Em vez de prosseguir a política de angariar grandes
investimentos externos e exportadores, para enfrentar a globalização e
sobretudo a concorrência emergente da libertada Europa de Leste, os governos de
Guterres e os seguintes lançaram-se numa fúria despesista, que gerou défices
externos, por duas vias. Quer pelo efeito directo de aumento da despesa, quer
pela pressão sobre preços e salários, que esmagaram as margens do sector
exportador.
Começam aqui parte das raízes dos problemas da banca com que
nos temos defrontado. Este excesso de procura que se verificou precisou de ser
financiado, o que os bancos fizeram com facilidade, devido ao optimismo da
caminhada para o euro. Hoje acusa-se a banca, com alguma razão, de ter
concentrado os seus créditos no sector não transaccionável, sobretudo
construção e imobiliário. No entanto, naqueles anos, era isso que fazia
sentido, quer no curto quer no médio prazo, já que aí as condições de
rentabilidade eram melhores e o risco menor, enquanto o sector exportador, com
as margens esmagadas, constituía um risco considerável. Infelizmente, a aposta
no sector não transaccionável não fazia sentido a longo prazo, por ser
insustentável.
Em termos estratégicos, a banca cometeu um erro, mas esse
erro foi induzido pelos incentivos errados gerados pela política macroeconómica
desastrosa a partir do final dos anos noventa.

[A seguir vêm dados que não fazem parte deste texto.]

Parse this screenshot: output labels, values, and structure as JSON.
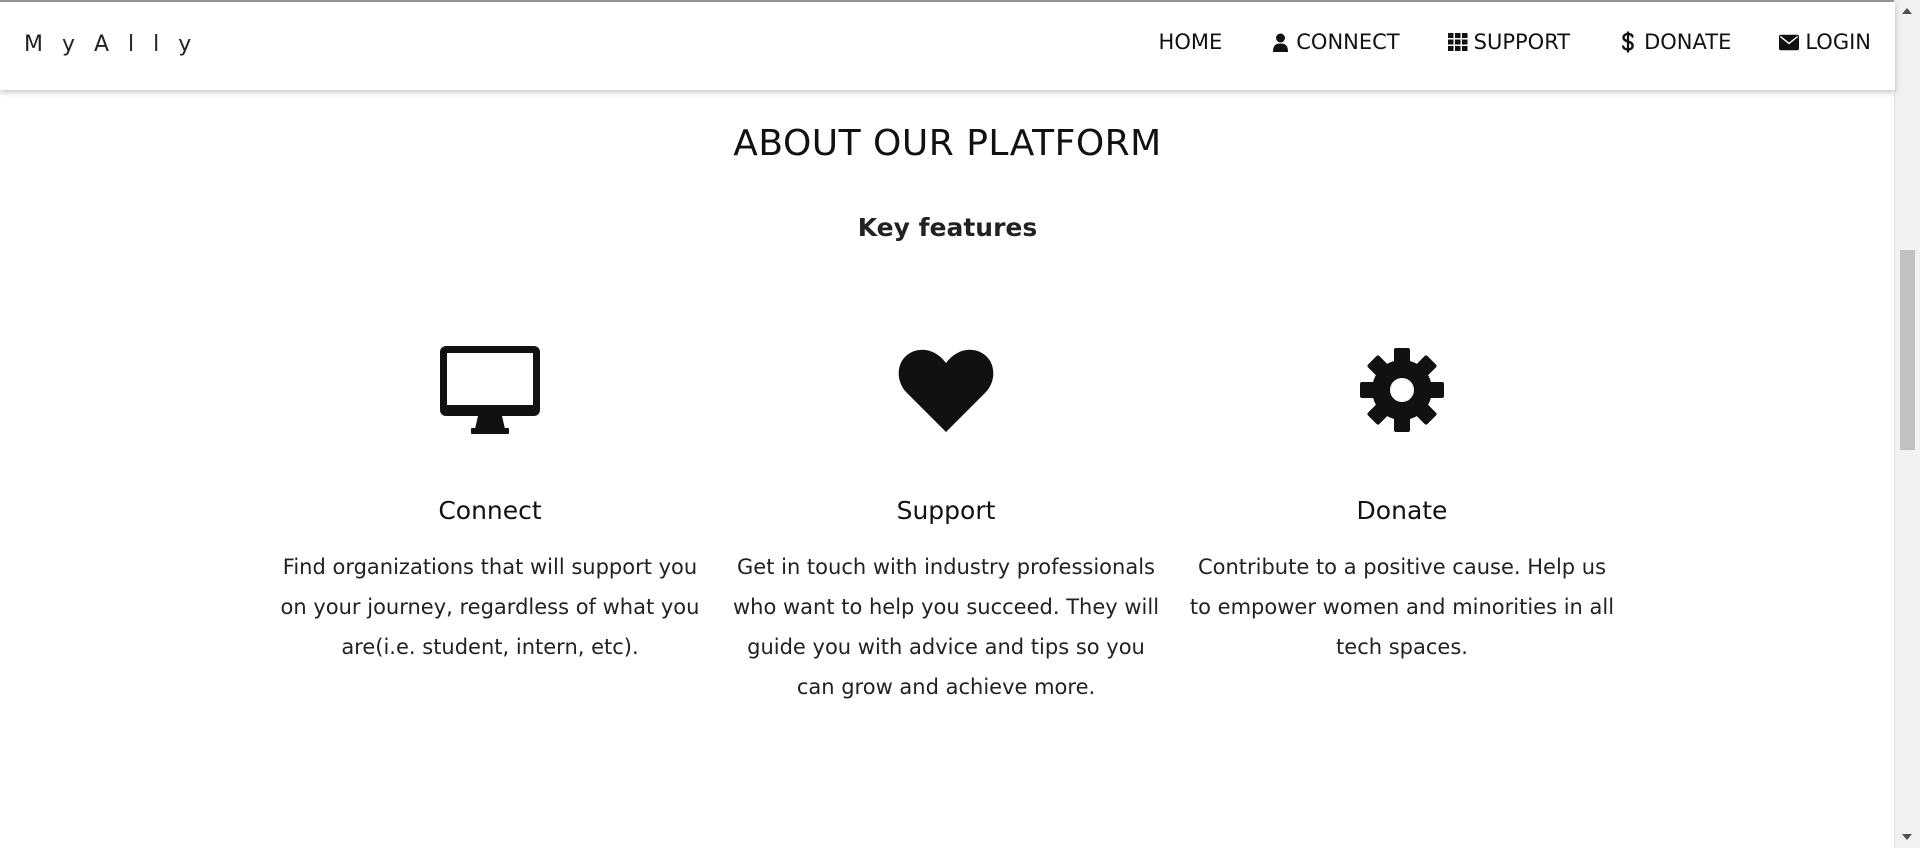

A facilidade no acesso ao crédito no exterior, por parte dos
próprios bancos, levou muitos deles a criar um conglomerado de empresas, muitas
vezes incongruente e sem qualquer relação com o negócio bancário. Ainda não é
claro se isto foi a principal fonte de problemas do Banif.
O que é evidente é que a factura do Banif é
proporcionalmente superior à do BES e isso é extremamente surpreendente. Como o
são outros factos.
Como é possível que a gestão do Banif tenha proposto
sucessivamente oito (!) planos de reestruturação, que foram todos chumbados
pela Direcção-Geral da Concorrência da Comissão Europeia? Como é que o anterior
governo, com elevadas responsabilidades devido ao facto de o Estado se ter
tornado o accionista maioritário deste banco, permitiu isto? Como é que esta
série interminável de chumbos não alarmou o Banco de Portugal?

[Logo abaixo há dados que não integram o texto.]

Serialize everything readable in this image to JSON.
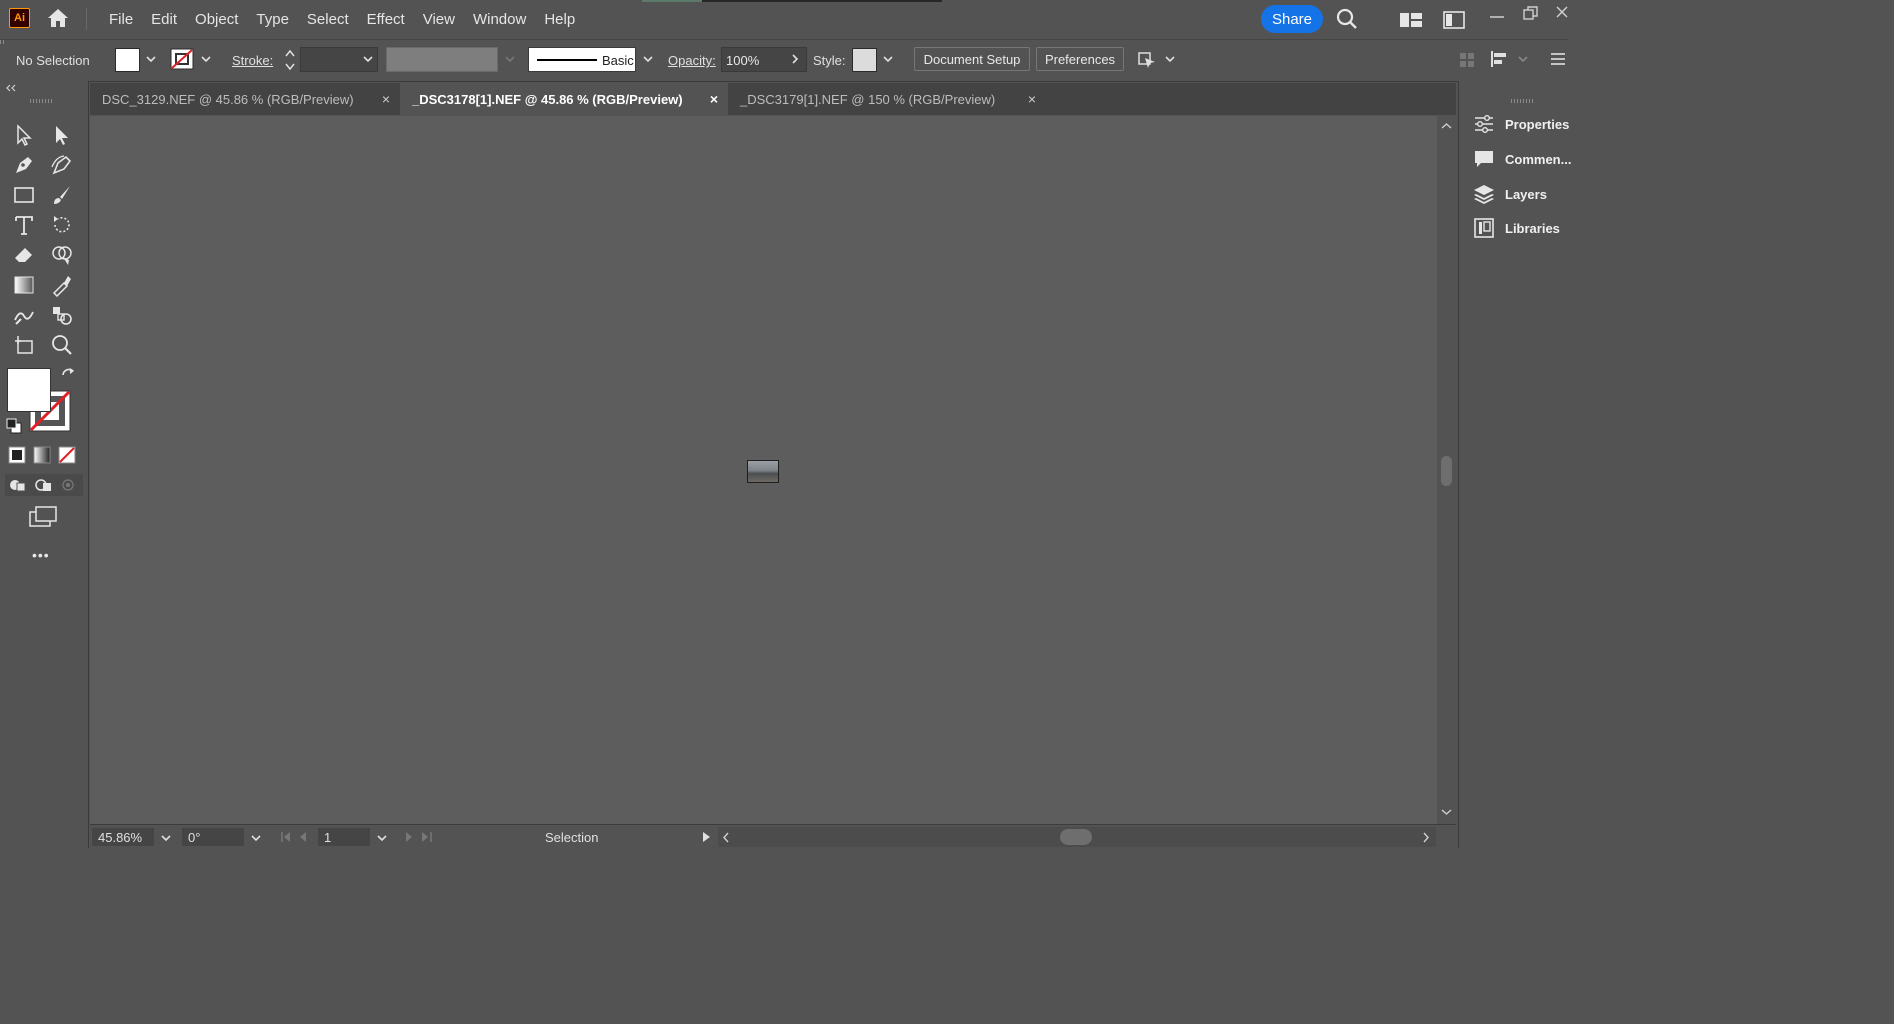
{
  "app": {
    "logo": "Ai",
    "menus": [
      "File",
      "Edit",
      "Object",
      "Type",
      "Select",
      "Effect",
      "View",
      "Window",
      "Help"
    ],
    "share_label": "Share"
  },
  "control_bar": {
    "selection_status": "No Selection",
    "stroke_label": "Stroke:",
    "brush_label": "Basic",
    "opacity_label": "Opacity:",
    "opacity_value": "100%",
    "style_label": "Style:",
    "document_setup_label": "Document Setup",
    "preferences_label": "Preferences"
  },
  "tabs": [
    {
      "label": "DSC_3129.NEF @ 45.86 % (RGB/Preview)",
      "active": false
    },
    {
      "label": "_DSC3178[1].NEF @ 45.86 % (RGB/Preview)",
      "active": true
    },
    {
      "label": "_DSC3179[1].NEF @ 150 % (RGB/Preview)",
      "active": false
    }
  ],
  "tab_close_glyph": "×",
  "status_bar": {
    "zoom": "45.86%",
    "rotation": "0°",
    "artboard": "1",
    "tool_name": "Selection"
  },
  "right_panel": {
    "items": [
      {
        "label": "Properties",
        "icon": "properties-icon"
      },
      {
        "label": "Commen...",
        "icon": "comments-icon"
      },
      {
        "label": "Layers",
        "icon": "layers-icon"
      },
      {
        "label": "Libraries",
        "icon": "libraries-icon"
      }
    ]
  },
  "toolbar": {
    "more_glyph": "•••"
  },
  "colors": {
    "share_blue": "#1473e6",
    "panel_gray": "#535353",
    "canvas_gray": "#5d5d5d",
    "none_red": "#e21f26"
  }
}
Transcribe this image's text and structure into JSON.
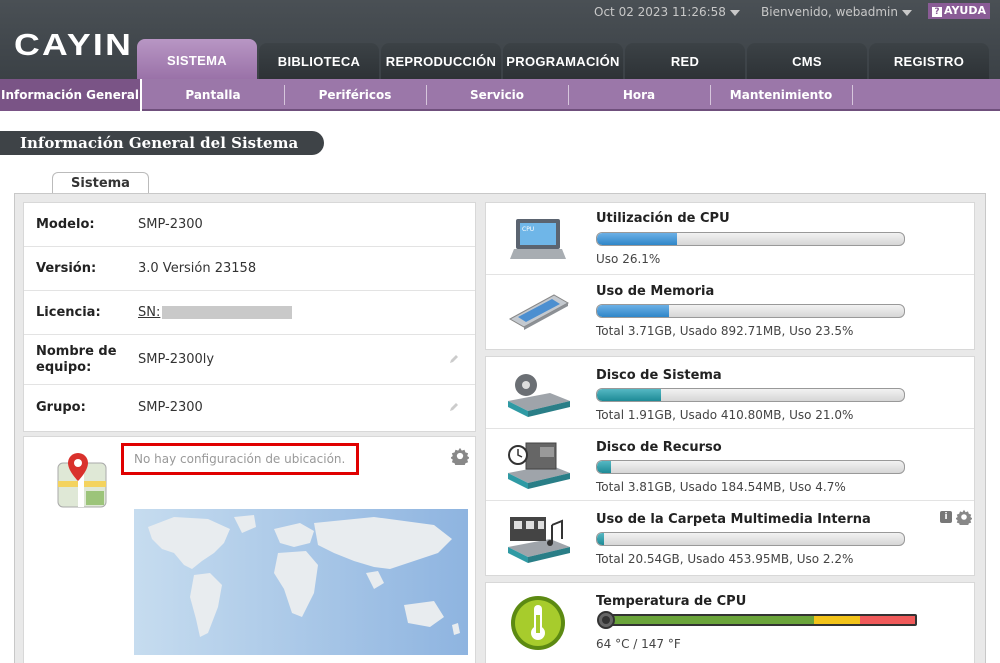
{
  "header": {
    "logo": "CAYIN",
    "datetime": "Oct 02 2023 11:26:58",
    "welcome": "Bienvenido, webadmin",
    "help_label": "AYUDA",
    "help_icon": "?"
  },
  "tabs": [
    {
      "label": "SISTEMA",
      "active": true
    },
    {
      "label": "BIBLIOTECA"
    },
    {
      "label": "REPRODUCCIÓN"
    },
    {
      "label": "PROGRAMACIÓN"
    },
    {
      "label": "RED"
    },
    {
      "label": "CMS"
    },
    {
      "label": "REGISTRO"
    }
  ],
  "subnav": [
    {
      "label": "Información General",
      "active": true
    },
    {
      "label": "Pantalla"
    },
    {
      "label": "Periféricos"
    },
    {
      "label": "Servicio"
    },
    {
      "label": "Hora"
    },
    {
      "label": "Mantenimiento"
    }
  ],
  "page_title": "Información General del Sistema",
  "section_tab": "Sistema",
  "info": {
    "model_label": "Modelo:",
    "model_value": "SMP-2300",
    "version_label": "Versión:",
    "version_value": "3.0 Versión 23158",
    "license_label": "Licencia:",
    "license_value": "SN:",
    "name_label": "Nombre de equipo:",
    "name_value": "SMP-2300ly",
    "group_label": "Grupo:",
    "group_value": "SMP-2300"
  },
  "location": {
    "message": "No hay configuración de ubicación."
  },
  "stats": {
    "cpu": {
      "label": "Utilización de CPU",
      "text": "Uso 26.1%",
      "percent": 26.1
    },
    "memory": {
      "label": "Uso de Memoria",
      "text": "Total 3.71GB, Usado 892.71MB, Uso 23.5%",
      "percent": 23.5
    },
    "system_disk": {
      "label": "Disco de Sistema",
      "text": "Total 1.91GB, Usado 410.80MB, Uso 21.0%",
      "percent": 21.0
    },
    "resource_disk": {
      "label": "Disco de Recurso",
      "text": "Total 3.81GB, Usado 184.54MB, Uso 4.7%",
      "percent": 4.7
    },
    "media_folder": {
      "label": "Uso de la Carpeta Multimedia Interna",
      "text": "Total 20.54GB, Usado 453.95MB, Uso 2.2%",
      "percent": 2.2
    },
    "cpu_temp": {
      "label": "Temperatura de CPU",
      "text": "64 °C / 147 °F"
    }
  },
  "colors": {
    "accent_purple": "#9b77a9",
    "bar_blue": "#2f86c8",
    "bar_teal": "#1e8a96",
    "highlight_red": "#e00000"
  }
}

O Banif recebeu ajuda pública no final de 2012, pelo que
deveria ter passado a ser vigiado com particular cuidado. Em Julho de 2014, com
o desastre do BES, o Banco de Portugal deveria ter aprendido que muitos
problemas no sector poderiam estar escondidos, em particular nas empresas não
financeiras relacionadas, que o banco central tinha antes anunciado aos quatro
ventos que não fiscalizaria. Como é evidente, isso deu indicação aos bancos
onde é que deveriam esconder a “porcaria”. Como é que, um ano e meio depois do
colapso do BES, somos confrontados com um problema proporcionalmente ainda mais
grave?
Sem – de modo algum – esgotar as perplexidades associadas a
este caso, que deveriam ser esclarecidas por uma comissão verdadeiramente
independente, também tenho uma grande dificuldade em perceber os contornos da
“solução” escolhida pelo governo. Salvar os grandes depositantes ainda poderá
ser defendido, com o argumento de evitar o contágio aos outros bancos, mas
poupar os obrigacionistas seniores, agravando a factura dos contribuintes, é
absurdo.
[Publicado no jornal “i”]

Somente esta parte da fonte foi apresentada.